Für viele ist der ikonische Charakter eines Ortes eng mit einem persönlichen Erlebnis oder einem besonderen Moment verbunden. Ein frühmorgendlicher Spaziergang durch das Emmental im Herbst oder eine Zugfahrt durch die Surselva bleiben oft unvergesslich. Auch der Ausblick von der Promenade Gstaad auf das Palace Hotel oder der Blick auf den Vierwaldstättersee von Vitznau-Wissifluh werden als einzigartig beschrieben.
Was macht einen Ort ikonisch?
Die Definition von «ikonisch» variiert stark. Für manche muss ein Ort weltberühmt sein und auf vielen Reisewunschlisten stehen. Andere schätzen Geheimtipps oder lassen sich einfach von der persönlichen Schönheit eines Ortes begeistern. Die Vielfalt der genannten Orte spiegelt diese unterschiedlichen Perspektiven wider.
Natur pur: Seen, Täler und majestätische Landschaften
Die Schweizer Natur bleibt für viele der Inbegriff von Ikonischem. Das Brienzer Rothorn, das Engadin mit seiner weiten Tallandschaft, der Thunersee und das Appenzeller Land wurden mehrfach genannt. Auch der Creux du Van im Jura, ein natürliches Felsamphitheater, findet grossen Anklang.
Ein besonders emotionales Beispiel ist Brunnen am Vierwaldstättersee: «Für mich ist es Brunnen am Vierwaldstättersee – der schönste See mit den schönsten Bergen», schwärmt ein Leser. Diese Beschreibungen zeigen, wie tief die Verbundenheit mit der Natur in der Schweiz ist.
Expertenmeinung: Die Vielfalt der Schweizer Pärke
Schweiz Tourismus betont die enorme Vielfalt des Landes. Markus Tschannen, Mediensprecher, erklärt, dass es unmöglich sei, sich auf nur fünf ikonische Orte zu beschränken. Er verweist auf die 20 einzigartigen Schweizer Pärke, die nicht nur Naturerlebnisse bieten, sondern auch viel Wissen vermitteln.
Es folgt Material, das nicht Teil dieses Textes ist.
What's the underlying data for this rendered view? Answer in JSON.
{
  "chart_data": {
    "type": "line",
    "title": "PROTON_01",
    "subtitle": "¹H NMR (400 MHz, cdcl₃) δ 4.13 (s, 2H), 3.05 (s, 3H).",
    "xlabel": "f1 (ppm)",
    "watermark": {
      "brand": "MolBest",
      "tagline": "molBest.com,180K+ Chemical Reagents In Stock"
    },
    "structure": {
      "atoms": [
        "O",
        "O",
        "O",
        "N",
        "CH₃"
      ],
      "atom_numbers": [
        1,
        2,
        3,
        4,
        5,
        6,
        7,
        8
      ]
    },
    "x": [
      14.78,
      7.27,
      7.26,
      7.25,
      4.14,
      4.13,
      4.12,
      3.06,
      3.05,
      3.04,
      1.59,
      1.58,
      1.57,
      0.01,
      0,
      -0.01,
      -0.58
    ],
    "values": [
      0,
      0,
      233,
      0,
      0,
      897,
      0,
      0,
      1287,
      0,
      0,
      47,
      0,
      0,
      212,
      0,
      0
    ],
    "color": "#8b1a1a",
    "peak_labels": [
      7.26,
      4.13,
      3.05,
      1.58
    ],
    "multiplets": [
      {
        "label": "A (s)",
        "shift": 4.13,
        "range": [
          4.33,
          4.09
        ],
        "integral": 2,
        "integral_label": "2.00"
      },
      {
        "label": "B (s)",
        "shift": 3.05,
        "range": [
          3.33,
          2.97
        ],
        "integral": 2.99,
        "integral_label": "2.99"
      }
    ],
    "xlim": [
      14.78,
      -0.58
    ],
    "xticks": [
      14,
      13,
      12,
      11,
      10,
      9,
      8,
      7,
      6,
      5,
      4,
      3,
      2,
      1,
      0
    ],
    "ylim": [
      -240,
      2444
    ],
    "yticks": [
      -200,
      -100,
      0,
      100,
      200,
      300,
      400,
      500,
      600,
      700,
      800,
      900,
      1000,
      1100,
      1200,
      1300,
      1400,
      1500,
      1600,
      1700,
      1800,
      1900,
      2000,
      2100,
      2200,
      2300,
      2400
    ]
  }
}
Diese Pärke reichen von den Murals in Le Locle im Neuenburger Jura bis zur Alp Champatsch über Lü im Val Müstair oder vom Winzerdorf Ollon in den Waadtländer Alpen bis zum historischen Städtli Werdenberg. Sie repräsentieren die kulturelle und landschaftliche Diversität der Schweiz.
Meistbesuchte Attraktionen
Interessante Zahlen liefert Schweiz Tourismus auch zu den meistbesuchten Attraktionen. Im Jahr 2024 war der Zoo Zürich mit 1'270'000 Gästen die meistbesuchte kostenpflichtige Sehenswürdigkeit. Diese Statistik berücksichtigt jedoch nur Orte, bei denen Besucher gezählt werden können.
Beliebte Ausflugsberge wie das Jungfraujoch oder die Rigi erreichen ebenfalls Besucherzahlen von bis zu einer Million Gästen pro Jahr. Eine einheitliche Zählung ist hier jedoch aufgrund von Tages- oder Saisonkarten schwierig.
- Zoo Zürich: 1.270.000 Besucher im Jahr 2024 (meistbesuchte kostenpflichtige Attraktion).
- Jungfraujoch: Über eine Million Besucher pro Jahr.
- Rigi: Über eine Million Besucher pro Jahr.
Die Schweizer Landschaft, ihre Städte und die kulturellen Angebote zeigen sich in einer beeindruckenden Vielfalt. Ob weltberühmte Berge oder stille Geheimtipps – das Land bietet unzählige ikonische Orte, die es zu entdecken gilt.